The class dynamics behind Russian imperialism
Matveev’s argument that the invasion of Ukraine is primarily ideologically driven fails to account for the economic rationale driving the actions of the Russian ruling class. Marx, Amin, and Kagarlitsky have all argued that imperialism is always rooted in the material interests of the capitalist class — and the war in Ukraine is no exception. The conflict is shaped by both the capitalist logic of profit maximisation and the power logic of geopolitical control, which are dialectically interconnected.
By understanding the invasion through a class analysis, it becomes clear that the war is not simply the result of ideological fears — let alone the poorly thought-through decision of one individual, however powerful — but that it is driven by the economic interests of Russia’s political capitalists. The rupture with the West was not a spontaneous decision based on Putin’s personal ideology, but a strategic move by the ruling class to protect its long-term capital accumulation. These dynamics suggest that the conflict is unlikely to end with Putin’s departure, as the structural forces shaping Russian imperialism will continue to guide the state’s actions.
But this does not mean that ruling classes never make mistakes while pursuing what they deem is their best interests. History has proven the opposite on numerous occasions. Had the ruling class always chosen the optimal survival decision, there would have been no place for revolutions and other social upheavals. This is what Marxism is essentially about: understanding that the capitalist system is riddled with contradictions, driven by the conflict between the ruling class’s pursuit of profit and the inherent instability of capital accumulation. But we should always keep in mind what Friedrich Engels said about the complex interplay of material and ideological factors in paving the way for history:
According to the Materialist Conception of History, the factor which is in the last instance decisive in history is the production and reproduction of actual life. More than this neither Marx nor myself ever claimed. If now someone has distorted the meaning in such a way that the economic factor is the only decisive one, this man has changed the above proposition into an abstract, absurd phrase which says nothing.

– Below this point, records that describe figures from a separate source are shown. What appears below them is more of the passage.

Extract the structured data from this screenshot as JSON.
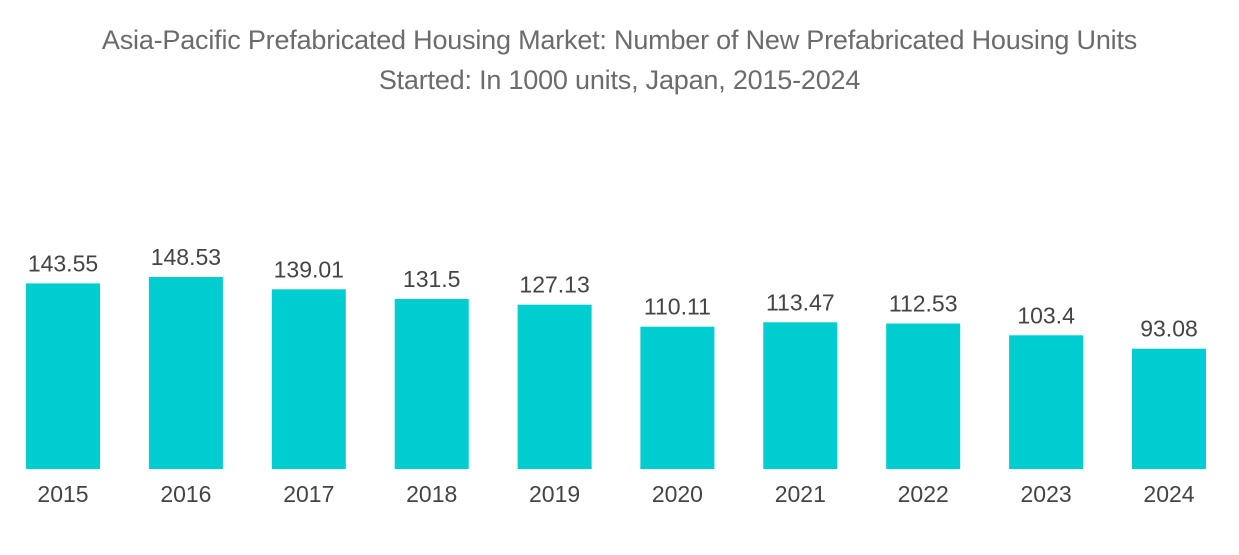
{
  "chart_data": {
    "type": "bar",
    "title_line1": "Asia-Pacific Prefabricated Housing Market: Number of New Prefabricated Housing Units",
    "title_line2": "Started: In 1000 units, Japan, 2015-2024",
    "categories": [
      "2015",
      "2016",
      "2017",
      "2018",
      "2019",
      "2020",
      "2021",
      "2022",
      "2023",
      "2024"
    ],
    "values": [
      143.55,
      148.53,
      139.01,
      131.5,
      127.13,
      110.11,
      113.47,
      112.53,
      103.4,
      93.08
    ],
    "value_labels": [
      "143.55",
      "148.53",
      "139.01",
      "131.5",
      "127.13",
      "110.11",
      "113.47",
      "112.53",
      "103.4",
      "93.08"
    ],
    "xlabel": "",
    "ylabel": "",
    "ylim": [
      0,
      148.53
    ],
    "grid": false,
    "legend": "none",
    "bar_color": "#00cdd0"
  }
}
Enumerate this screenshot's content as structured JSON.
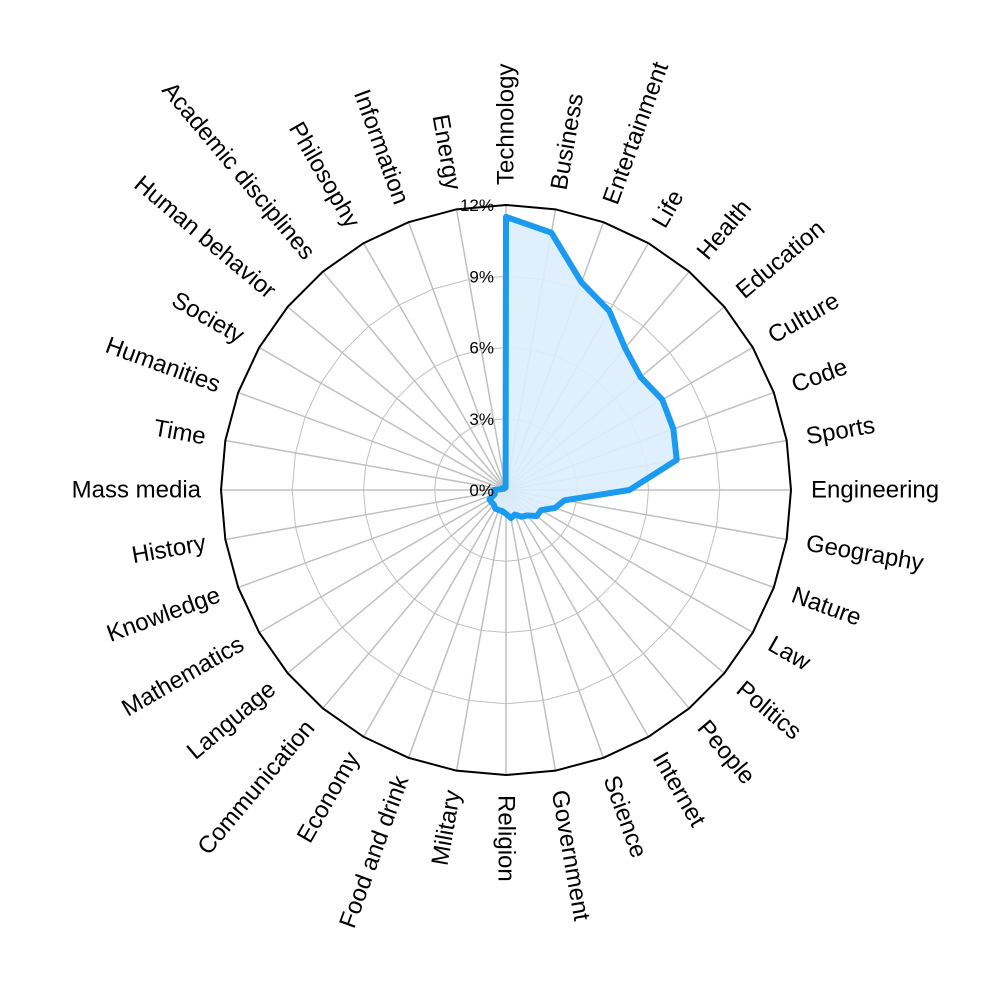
{
  "chart_data": {
    "type": "radar",
    "title": "",
    "categories": [
      "Technology",
      "Business",
      "Entertainment",
      "Life",
      "Health",
      "Education",
      "Culture",
      "Code",
      "Sports",
      "Engineering",
      "Geography",
      "Nature",
      "Law",
      "Politics",
      "People",
      "Internet",
      "Science",
      "Government",
      "Religion",
      "Military",
      "Food and drink",
      "Economy",
      "Communication",
      "Language",
      "Mathematics",
      "Knowledge",
      "History",
      "Mass media",
      "Time",
      "Humanities",
      "Society",
      "Human behavior",
      "Academic disciplines",
      "Philosophy",
      "Information",
      "Energy"
    ],
    "series": [
      {
        "values": [
          11.5,
          11.0,
          9.3,
          8.7,
          7.8,
          7.4,
          7.6,
          7.5,
          7.3,
          5.2,
          2.5,
          2.2,
          1.7,
          1.7,
          1.4,
          1.3,
          1.1,
          1.2,
          1.0,
          0.9,
          0.9,
          0.9,
          0.8,
          0.8,
          0.8,
          0.5,
          0.5,
          0.5,
          0.2,
          0.2,
          0.1,
          0.1,
          0.1,
          0.1,
          0.1,
          0.1
        ]
      }
    ],
    "radial_ticks": [
      "0%",
      "3%",
      "6%",
      "9%",
      "12%"
    ],
    "radial_tick_values": [
      0,
      3,
      6,
      9,
      12
    ],
    "rmax": 12,
    "grid": true,
    "colors": {
      "line": "#1a9bf0",
      "fill": "#dbeefc",
      "grid": "#c0c0c0",
      "outer_ring": "#000000"
    }
  }
}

In Russia’s case, while the political capitalists have strategically pursued their interests through imperialist actions, including the invasion of Ukraine, this does not guarantee long-term success or stability. The war, driven by a fusion of economic and ideological motives, could exacerbate internal tensions, fuel popular discontent, and strain Russia’s economy in unforeseen ways. As Marx pointed out, the very actions taken by the ruling class to preserve its dominance can sow the seeds of future crises — and ultimately destabilise the system they aim to uphold.